Noch dynamischer verlief der Prozess der Disziplingründung in den beiden deutschen Staaten. Zwar folgte man zunächst fast unkritisch den Forschungsströmungen aus den USA bzw. aus der Sowjetunion. Erinnert sei in diesem Zusammenhang beispielsweise an die 1967 herausgegebene deutsche Übersetzung des klassischen Werks von Robert Lado Modern Language Teaching. A Scientifical Approach. Wohl zum ersten Mal wurde im Titel eines fremdsprachendidaktischen Buches der Begriff 'wissenschaftlich' verwendet. Trotz einiger Übersetzungen aus dem Russischen konnten sich die russischen Wissenschaftler nicht überall durchsetzen, obwohl besonders die Konzeptionen der Sprachtätigkeit oder der sog. Linguolandeskunde (in der Bundesrepublik: sprachbezogene Landeskunde) von Verescagin und Kostomarov recht interessant waren. Etwas bekannter wurden nur Vater und Sohn Leontjev.

Die Forschungsbasis war in den beiden deutschen Staaten recht breit. Zahlreiche Linguisten, in der Regel Anglisten und Romanisten, seltener Slawisten oder Pädagogen, gehörten zu den Begründern der neuen Disziplin. Beispielsweise und stellvertretend seien hier einige Wissenschaftler genannt, wie: Harald Weinrich, Herbert Christ, Albert Raasch, Werner Hüllen, Helmut Heuer, Wolfgang Kühlwein, Günter Zimmermann. Auch Harald Weydt übte sich in seinen frühen Jahren in der praktischen Vermittlung des Deutschen als Fremdsprache und verfasste später in Zusammenarbeit mit einigen Mitarbeitern ein Lehrbuch für die Lehre und Übung der deutschen Partikeln.

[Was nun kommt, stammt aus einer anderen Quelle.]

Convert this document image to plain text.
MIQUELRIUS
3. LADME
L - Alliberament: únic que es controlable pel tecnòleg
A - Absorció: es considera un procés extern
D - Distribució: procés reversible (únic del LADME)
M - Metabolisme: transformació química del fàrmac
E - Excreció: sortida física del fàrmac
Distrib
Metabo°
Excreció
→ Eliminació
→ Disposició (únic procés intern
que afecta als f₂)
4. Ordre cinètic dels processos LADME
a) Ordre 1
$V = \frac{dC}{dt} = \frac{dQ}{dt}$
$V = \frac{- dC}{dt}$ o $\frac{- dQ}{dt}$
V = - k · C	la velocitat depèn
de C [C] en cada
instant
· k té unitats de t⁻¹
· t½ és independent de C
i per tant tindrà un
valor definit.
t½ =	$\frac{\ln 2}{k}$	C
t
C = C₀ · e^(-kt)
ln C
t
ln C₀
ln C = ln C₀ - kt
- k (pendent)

Aus der DDR ist hier vor allem Gerhard Helbig zu nennen. 1966 wurde er auf den ersten Lehrstuhl für Deutsch als Fremdsprache im gesamten deutschsprachigen Raum [6] an dem damaligen Herder-Institut der Karl-Marx-Universität in Leipzig berufen. Um ihn bildete sich eine starke Wissenschaftlergruppe, die Deutsch als Fremdsprache in erster Linie wissenschaftlich untersuchte. Zu nennen wären hier beispielsweise Ursula Förster, Günter Desselmann, Marianne und Martin Löschmann, Gerhard Wazel, Werner Reinecke, Harald Helmich und viele andere. Mit Joachim Buscha hat Helbig zahlreiche linguistisch orientierte Lehrwerke für Deutsch als Fremdsprache, vor allem aber die Deutsche Grammatik, ein Handbuch für den Ausländerunterricht in zahlreichen Auflagen herausgegeben. 1981 erschien sein Buch Sprachwissenschaft - Konfrontation - Fremdsprachenunterricht, das für diese Etappe sehr charakteristisch ist.

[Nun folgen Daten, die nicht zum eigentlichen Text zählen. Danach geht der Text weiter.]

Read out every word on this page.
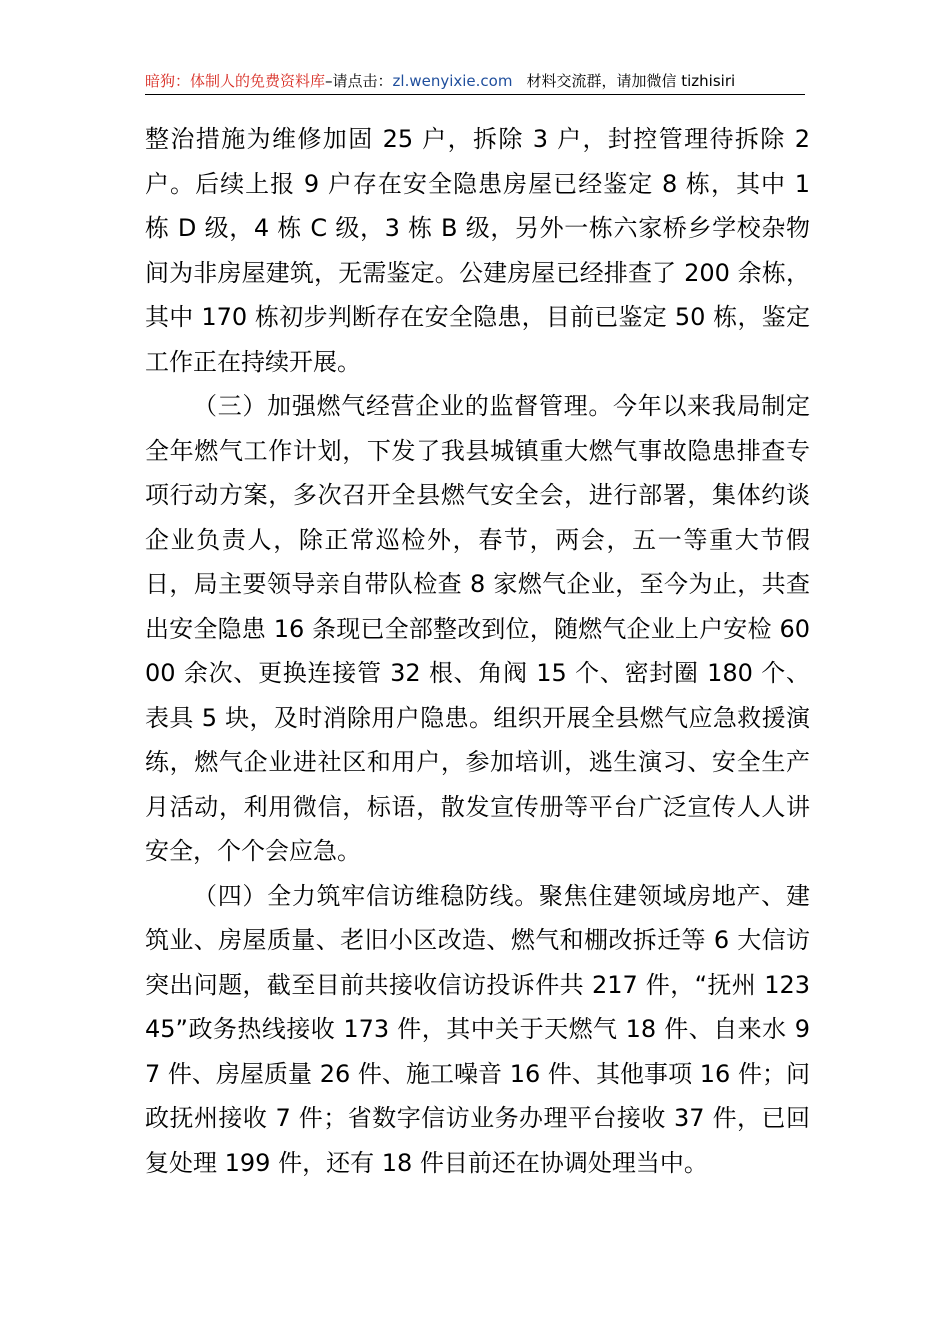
暗狗：体制人的免费资料库–请点击：zl.wenyixie.com 材料交流群，请加微信 tizhisiri

整治措施为维修加固 25 户，拆除 3 户，封控管理待拆除 2 户。后续上报 9 户存在安全隐患房屋已经鉴定 8 栋，其中 1 栋 D 级，4 栋 C 级，3 栋 B 级，另外一栋六家桥乡学校杂物间为非房屋建筑，无需鉴定。公建房屋已经排查了 200 余栋，其中 170 栋初步判断存在安全隐患，目前已鉴定 50 栋，鉴定工作正在持续开展。

（三）加强燃气经营企业的监督管理。今年以来我局制定全年燃气工作计划，下发了我县城镇重大燃气事故隐患排查专项行动方案，多次召开全县燃气安全会，进行部署，集体约谈企业负责人，除正常巡检外，春节，两会，五一等重大节假日，局主要领导亲自带队检查 8 家燃气企业，至今为止，共查出安全隐患 16 条现已全部整改到位，随燃气企业上户安检 6000 余次、更换连接管 32 根、角阀 15 个、密封圈 180 个、表具 5 块，及时消除用户隐患。组织开展全县燃气应急救援演练，燃气企业进社区和用户，参加培训，逃生演习、安全生产月活动，利用微信，标语，散发宣传册等平台广泛宣传人人讲安全，个个会应急。

（四）全力筑牢信访维稳防线。聚焦住建领域房地产、建筑业、房屋质量、老旧小区改造、燃气和棚改拆迁等 6 大信访突出问题，截至目前共接收信访投诉件共 217 件，“抚州 12345”政务热线接收 173 件，其中关于天燃气 18 件、自来水 97 件、房屋质量 26 件、施工噪音 16 件、其他事项 16 件；问政抚州接收 7 件；省数字信访业务办理平台接收 37 件，已回复处理 199 件，还有 18 件目前还在协调处理当中。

Die meisten Sprachwissenschaftler betrachteten ihre Disziplin als die Grundlagenwissenschaft der Fremdsprachendidaktik schlechthin. Es gab aber auch einige, die der Fremdsprachendidaktik jede Wissenschaftlichkeit absprachen. Dagegen wehrte sich natürlich die neu entstandene Generation (damals) junger Fremdsprachendidaktiker (u. a. Bausch, Königs, Krumm, Henrici, Neuner, Götze, Schwertfeger und in Polen Komorowska, Marton, Szczodrowski, Tomiczek, Woźniewicz, Zawadzka, Pfeiffer u.a.), die die Fremdsprachendidaktik als eine eigenständige Disziplin auffassten und nicht etwa als eine Disziplin, die nur Forschungserkenntnisse und -ergebnisse anderer Wissenschaften subsumiert.

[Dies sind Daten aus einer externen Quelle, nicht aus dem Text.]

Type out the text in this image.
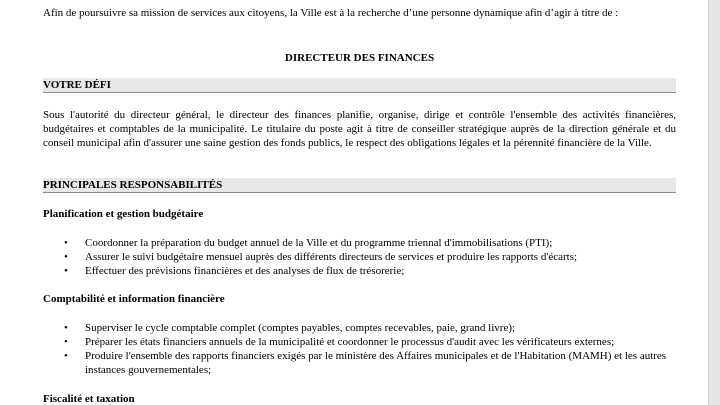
Afin de poursuivre sa mission de services aux citoyens, la Ville est à la recherche d’une personne dynamique afin d’agir à titre de :

DIRECTEUR DES FINANCES

VOTRE DÉFI

Sous l'autorité du directeur général, le directeur des finances planifie, organise, dirige et contrôle l'ensemble des activités financières, budgétaires et comptables de la municipalité. Le titulaire du poste agit à titre de conseiller stratégique auprès de la direction générale et du conseil municipal afin d'assurer une saine gestion des fonds publics, le respect des obligations légales et la pérennité financière de la Ville.

PRINCIPALES RESPONSABILITÉS

Planification et gestion budgétaire

• Coordonner la préparation du budget annuel de la Ville et du programme triennal d'immobilisations (PTI);
• Assurer le suivi budgétaire mensuel auprès des différents directeurs de services et produire les rapports d'écarts;
• Effectuer des prévisions financières et des analyses de flux de trésorerie;

Comptabilité et information financière

• Superviser le cycle comptable complet (comptes payables, comptes recevables, paie, grand livre);
• Préparer les états financiers annuels de la municipalité et coordonner le processus d'audit avec les vérificateurs externes;
• Produire l'ensemble des rapports financiers exigés par le ministère des Affaires municipales et de l'Habitation (MAMH) et les autres instances gouvernementales;

Fiscalité et taxation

Die neue universitäre Disziplin musste aber noch wissenschaftlich fundiert werden. Dafür war den bundesdeutschen Wissenschaftlern der Begriff Fremdsprachendidaktik allzu suspekt, weil er mit der Unterrichtspraxis sehr stark assoziiert wurde. Zur Begründung der Disziplin - und vielleicht auch, um die finanzierenden Institutionen, wie z. B. die DFG, zu überzeugen - wählte man den umständlichen Begriff 'Sprachlehr- und Sprachlernforschung'. 1983 erschien die Arbeit Sprachlehr- und Sprachlernforschung. Sie wurde vom Koordinierungsgremium im DFG-Schwerpunkt "Sprachlehrforschung" herausgegeben. Weitere Arbeiten auf dem Feld der Grundlagenforschung folgten. Stellvertretend wird an dieser Stelle nur noch das herausragende Handbuch Fremdsprachenunterricht genannt, dessen erste Auflage 1989 erschien und von ca. 100 Autoren unter Leitung von Bausch, Christ, Hüllen und Krumm bearbeitet worden war.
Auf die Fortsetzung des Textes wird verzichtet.